As Eternity reads it the court order is a holding device, with further court directions expected in February. The order does not declare either side as winner. It does not settle the question of whether for example Milton Caine is still Senior CDP Deputy President, or Charles knox the Party treasurer.

CDP Short Minutes of Order 24Dec

There have been bitter fights over the last few Annual General Meetings of the CDP with allegations of branch stacking, invalid votes, quorums and whether meetings were properly held. Here Nile is saying his group has won, responding to an earlier email by Milton Caine of the Newcastle group. This email from Nile underscores the bitter fight between the Newcastle faction and the Nile “triumvirate”.

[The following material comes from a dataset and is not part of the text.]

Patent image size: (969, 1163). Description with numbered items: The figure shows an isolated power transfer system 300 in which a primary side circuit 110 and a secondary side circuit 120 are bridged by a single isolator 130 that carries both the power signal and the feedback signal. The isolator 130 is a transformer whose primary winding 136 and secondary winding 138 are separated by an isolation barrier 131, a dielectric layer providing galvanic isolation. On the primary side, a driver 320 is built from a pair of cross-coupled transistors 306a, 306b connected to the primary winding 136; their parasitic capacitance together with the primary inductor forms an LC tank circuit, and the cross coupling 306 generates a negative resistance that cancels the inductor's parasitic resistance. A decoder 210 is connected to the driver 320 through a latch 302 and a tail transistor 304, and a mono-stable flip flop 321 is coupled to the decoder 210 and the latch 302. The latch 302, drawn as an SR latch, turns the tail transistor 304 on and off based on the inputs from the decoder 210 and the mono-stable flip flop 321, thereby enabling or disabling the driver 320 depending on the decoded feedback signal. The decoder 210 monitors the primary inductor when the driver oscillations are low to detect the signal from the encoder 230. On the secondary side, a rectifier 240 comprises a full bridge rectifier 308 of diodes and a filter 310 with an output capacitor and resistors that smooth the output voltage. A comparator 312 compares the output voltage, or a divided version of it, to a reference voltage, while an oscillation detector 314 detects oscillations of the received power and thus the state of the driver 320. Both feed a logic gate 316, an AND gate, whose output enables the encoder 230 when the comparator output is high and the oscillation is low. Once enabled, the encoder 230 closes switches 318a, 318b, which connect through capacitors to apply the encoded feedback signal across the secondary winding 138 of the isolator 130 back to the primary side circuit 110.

There are a number of ex–CDPers.  Nella Hall – a former lead Senate candidate for the CDP – is an assistant  to Mark Latham, the One Nation Party leader in NSW and a colleague of Nile’s in the Legislative Council. She makes it clear to Eternity that she was not asked to leave the CDP.

An unknown number of CDP, One Nation Party, former Family First Party members/ex-members hanker after one conservative party. Please note, this does not necessarily include the people in this story. They are frustrated that past rivalry meant that CDP and other “Christian” parties around Australia found it difficult to preference each other in the past when it may have led to the other gaining seats in the Senate.

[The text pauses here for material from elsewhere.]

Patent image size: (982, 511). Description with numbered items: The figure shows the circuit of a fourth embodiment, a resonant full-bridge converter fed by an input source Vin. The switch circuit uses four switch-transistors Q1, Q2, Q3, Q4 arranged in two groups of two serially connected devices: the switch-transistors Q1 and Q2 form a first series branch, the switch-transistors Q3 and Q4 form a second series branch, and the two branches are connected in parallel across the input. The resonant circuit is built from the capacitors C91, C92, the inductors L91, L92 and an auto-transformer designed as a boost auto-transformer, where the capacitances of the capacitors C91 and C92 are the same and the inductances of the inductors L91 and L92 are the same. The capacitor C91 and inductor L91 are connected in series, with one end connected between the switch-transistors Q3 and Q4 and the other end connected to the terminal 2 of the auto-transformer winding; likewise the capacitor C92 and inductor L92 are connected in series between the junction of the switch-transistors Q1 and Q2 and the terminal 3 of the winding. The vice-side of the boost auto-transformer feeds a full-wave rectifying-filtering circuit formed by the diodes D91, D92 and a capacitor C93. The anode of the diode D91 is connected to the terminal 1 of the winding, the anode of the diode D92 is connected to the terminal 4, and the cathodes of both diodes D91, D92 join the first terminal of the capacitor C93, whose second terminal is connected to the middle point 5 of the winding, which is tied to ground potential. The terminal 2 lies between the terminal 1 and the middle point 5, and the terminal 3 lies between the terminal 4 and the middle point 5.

It is striking that the Latham legislative agenda includes bills likely to appeal to a conservative Christian constituency. His Education Legislation Amendment (Parental Rights) Bill 2020 would make schools consult with parents before teaching anything  that conflicts with “core values” and allow them to withdraw students from those classes.

Another, the Anti-Discrimination Amendment (Religious Freedoms and Equality) Bill 2020, which is currently the subject of a parliamentary inquiry, would add to NSW Anti Discrimination law and protect the right of religious organisations to hire religious staff among other provisions.

This is traditional CDP territory, and creates a track record that may be appealing to conservative Christian voters at the next state election in March 2023 where Fred Nile might retire.

The implosion(s) inside the CDP may not  be a fatal wound – most of the people in this story are optimistic about a continuing CDP and both members of the ‘Old Board’ and other former party members could be rallied to the cause.

But it would certainly take an independent, arms-length inquiry into the governance and management of the party over the last 18 months to clear the deck, and see a party re-set.